The Enforcement Committee of the Autorité des Marchés Financiers (AMF) has imposed a fine of €5 million (about $5.9 million) on Électricitéde France for providing false information about the Hinkley Point C new-build nuclear project in the United Kingdom. The committee has also imposed a €50,000 (about $59,000) fine on EDF’s former chairman and chief executive officer, Henri Proglio. According to a July 30 statement from the AMF, the false information was spread via an October 8, 2014, news release.

The AMF is described on its website as an independent public authority that regulates the French financial marketplace and its participants.

Details: On October 21, 2013, some five years after acquiring British Energy (now EDF Energy), the French utility announced that it had entered into an agreement with the U.K. government on the key commercial terms of contracts relating to the proposed Hinkley Point C project, including that the project would receive a financing guarantee from the U.K. government, with terms and conditions to be defined.
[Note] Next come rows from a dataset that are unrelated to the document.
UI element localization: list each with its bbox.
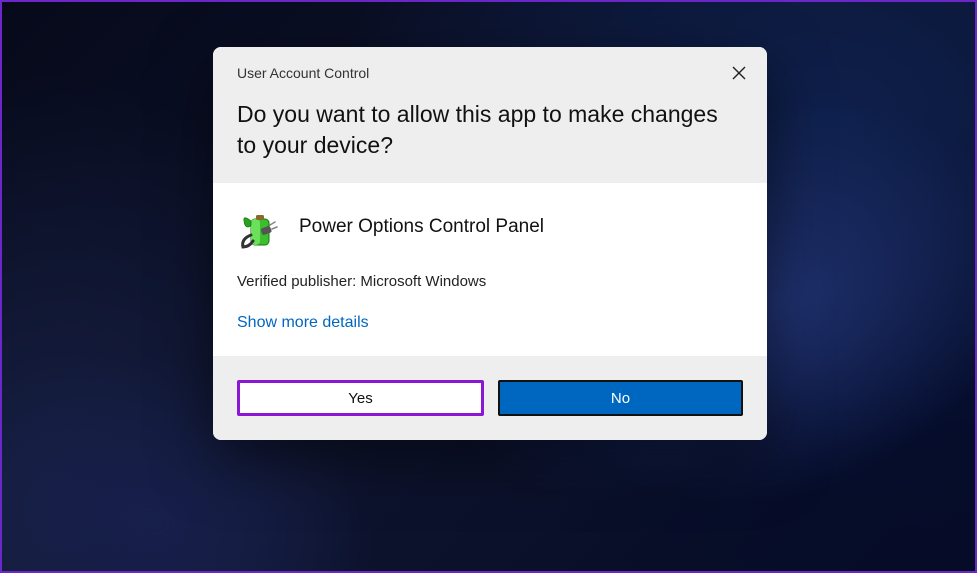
dialog-heading: Do you want to allow this app to make ch… [237,99,743,161]
close-button[interactable] [725,59,753,87]
close-icon [732,66,746,80]
dialog-footer: Yes No [213,356,767,440]
show-more-details-link[interactable]: Show more details [237,314,369,332]
power-options-icon [237,205,281,249]
app-row: Power Options Control Panel [237,205,743,249]
publisher-line: Verified publisher: Microsoft Windows [237,273,743,290]
uac-dialog: User Account Control Do you want to allo… [213,47,767,440]
app-name: Power Options Control Panel [299,216,544,238]
dialog-header: User Account Control Do you want to allo… [213,47,767,183]
dialog-title: User Account Control [237,65,743,81]
yes-button[interactable]: Yes [237,380,484,416]
no-button[interactable]: No [498,380,743,416]
dialog-body: Power Options Control Panel Verified pub… [213,183,767,356]
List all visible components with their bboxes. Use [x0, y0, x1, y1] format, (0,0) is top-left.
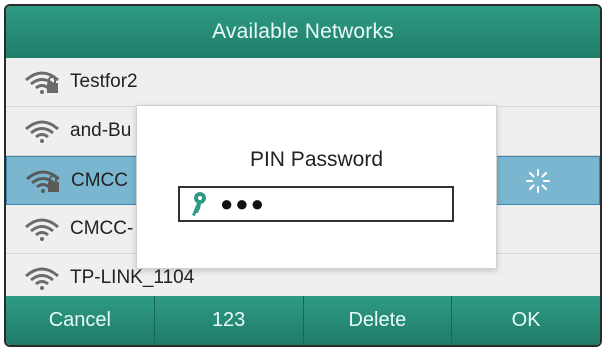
screen-frame: Available Networks Testfor2 and-Bu CMCC …	[4, 4, 602, 347]
loading-spinner-icon	[525, 168, 551, 194]
ok-button[interactable]: OK	[451, 296, 600, 345]
cancel-button[interactable]: Cancel	[6, 296, 154, 345]
pin-value-masked: ●●●	[220, 191, 266, 216]
network-item-testfor2[interactable]: Testfor2	[6, 58, 600, 107]
wifi-icon	[22, 215, 62, 243]
input-mode-123-button[interactable]: 123	[153, 296, 303, 345]
key-icon	[186, 190, 212, 218]
pin-password-dialog: PIN Password ●●●	[136, 105, 497, 269]
network-ssid: CMCC-	[70, 218, 134, 239]
network-ssid: Testfor2	[70, 71, 138, 92]
wifi-locked-icon	[23, 167, 63, 195]
wifi-locked-icon	[22, 68, 62, 96]
wifi-icon	[22, 117, 62, 145]
header: Available Networks	[6, 6, 600, 58]
wifi-icon	[22, 264, 62, 292]
page-title: Available Networks	[212, 20, 394, 43]
pin-password-input[interactable]: ●●●	[178, 186, 454, 222]
dialog-title: PIN Password	[249, 148, 384, 171]
delete-button[interactable]: Delete	[302, 296, 452, 345]
network-ssid: CMCC	[71, 169, 128, 191]
network-ssid: and-Bu	[70, 120, 132, 141]
network-ssid: TP-LINK_1104	[70, 267, 195, 288]
softkey-bar: Cancel 123 Delete OK	[6, 296, 600, 345]
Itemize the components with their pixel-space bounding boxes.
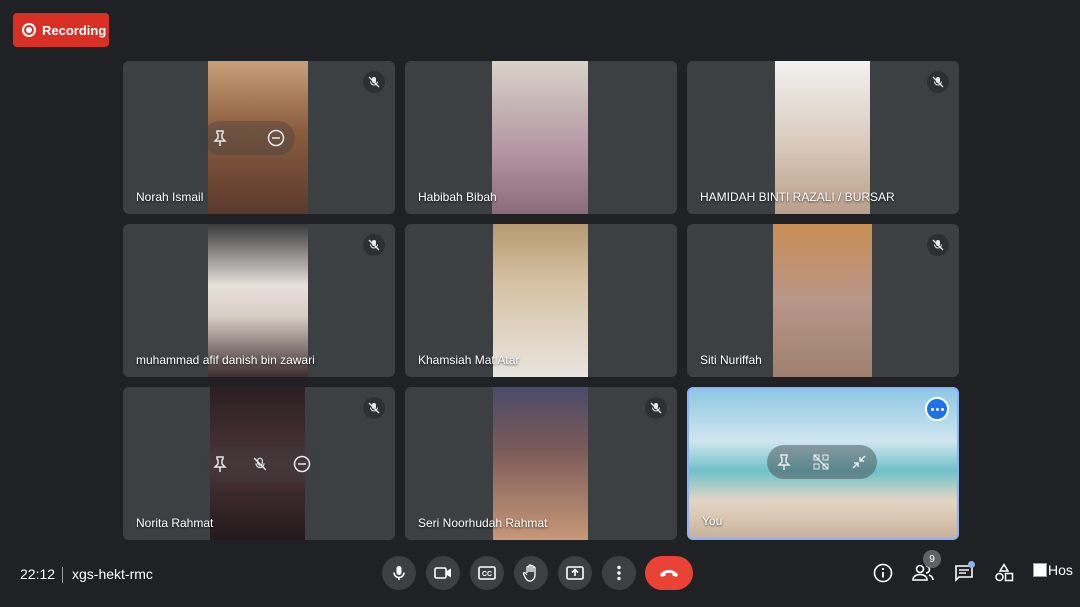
participant-count-badge: 9	[923, 550, 941, 568]
pin-icon[interactable]	[777, 454, 791, 470]
participant-name: Norita Rahmat	[136, 516, 214, 530]
meeting-code: xgs-hekt-rmc	[72, 566, 153, 582]
participant-name: Norah Ismail	[136, 190, 204, 204]
participant-tile[interactable]: muhammad afif danish bin zawari	[123, 224, 395, 377]
pin-icon[interactable]	[213, 130, 227, 146]
raise-hand-button[interactable]	[514, 556, 548, 590]
participant-tile[interactable]: Habibah Bibah	[405, 61, 677, 214]
background-effects-icon[interactable]	[813, 454, 829, 470]
camera-button[interactable]	[426, 556, 460, 590]
remove-icon[interactable]	[267, 129, 285, 147]
recording-label: Recording	[42, 22, 107, 38]
more-options-button[interactable]	[602, 556, 636, 590]
activities-button[interactable]	[991, 560, 1017, 586]
participant-tile[interactable]: Norah Ismail	[123, 61, 395, 214]
minimize-icon[interactable]	[851, 454, 867, 470]
participant-tile[interactable]: Seri Noorhudah Rahmat	[405, 387, 677, 540]
svg-text:CC: CC	[482, 571, 492, 578]
participant-tile[interactable]: Siti Nuriffah	[687, 224, 959, 377]
present-icon	[566, 566, 584, 580]
tile-hover-controls	[767, 445, 877, 479]
participant-name: Siti Nuriffah	[700, 353, 762, 367]
mic-off-icon	[645, 397, 667, 419]
host-controls-button[interactable]: Hos	[1033, 562, 1073, 578]
chat-notification-dot	[968, 561, 975, 568]
info-icon	[873, 563, 893, 583]
participant-video	[773, 224, 872, 377]
remove-icon[interactable]	[293, 455, 311, 473]
participant-name: You	[702, 514, 723, 528]
pin-icon[interactable]	[213, 456, 227, 472]
tile-hover-controls	[203, 447, 321, 481]
tile-hover-controls	[203, 121, 295, 155]
participant-video	[492, 61, 588, 214]
mic-off-icon	[363, 234, 385, 256]
meeting-details-button[interactable]	[870, 560, 896, 586]
participant-name: HAMIDAH BINTI RAZALI / BURSAR	[700, 190, 895, 204]
host-alt-text: Hos	[1048, 562, 1073, 578]
activities-icon	[995, 563, 1014, 582]
participant-name: Seri Noorhudah Rahmat	[418, 516, 548, 530]
camera-icon	[434, 567, 451, 579]
more-options-icon[interactable]	[925, 397, 949, 421]
mic-off-icon	[363, 397, 385, 419]
microphone-icon	[393, 566, 405, 580]
captions-icon: CC	[478, 566, 496, 580]
participant-name: Khamsiah Mat Atar	[418, 353, 520, 367]
divider	[62, 567, 63, 583]
present-button[interactable]	[558, 556, 592, 590]
participant-name: muhammad afif danish bin zawari	[136, 353, 315, 367]
self-tile[interactable]: You	[687, 387, 959, 540]
mic-off-icon	[363, 71, 385, 93]
hang-up-icon	[660, 570, 678, 577]
hand-icon	[523, 564, 536, 582]
participant-tile[interactable]: HAMIDAH BINTI RAZALI / BURSAR	[687, 61, 959, 214]
mic-off-icon	[927, 71, 949, 93]
microphone-button[interactable]	[382, 556, 416, 590]
mic-off-icon	[927, 234, 949, 256]
bottom-toolbar: 22:12 xgs-hekt-rmc CC	[0, 548, 1080, 607]
recording-badge[interactable]: Recording	[13, 13, 109, 47]
record-icon	[22, 23, 36, 37]
participant-name: Habibah Bibah	[418, 190, 497, 204]
clock: 22:12	[20, 566, 56, 582]
participant-tile[interactable]: Norita Rahmat	[123, 387, 395, 540]
captions-button[interactable]: CC	[470, 556, 504, 590]
leave-call-button[interactable]	[645, 556, 693, 590]
participant-tile[interactable]: Khamsiah Mat Atar	[405, 224, 677, 377]
more-vert-icon	[617, 565, 621, 581]
mute-participant-icon[interactable]	[253, 456, 267, 472]
broken-image-icon	[1033, 563, 1047, 577]
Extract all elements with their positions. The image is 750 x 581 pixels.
Then, in an October 8, 2014, news release announcing the European Commission’s approval of the agreement, EDF said, “The main elements of the agreements of October 2013 remained unchanged.” That language, the Enforcement Committee determined, was misleading, since there had in fact been substantial changes made to the U.K. guarantee. “EDF had disseminated false information likely to set the share price at an abnormal or artificial level,” the AMF said in its statement.

A separate accusation by the AMF regarding the alleged failure in 2015 of EDF and its current CEO, Jean-Bernard Lévy, to promptly disclose “inside information” related to Hinkley Point C was dismissed.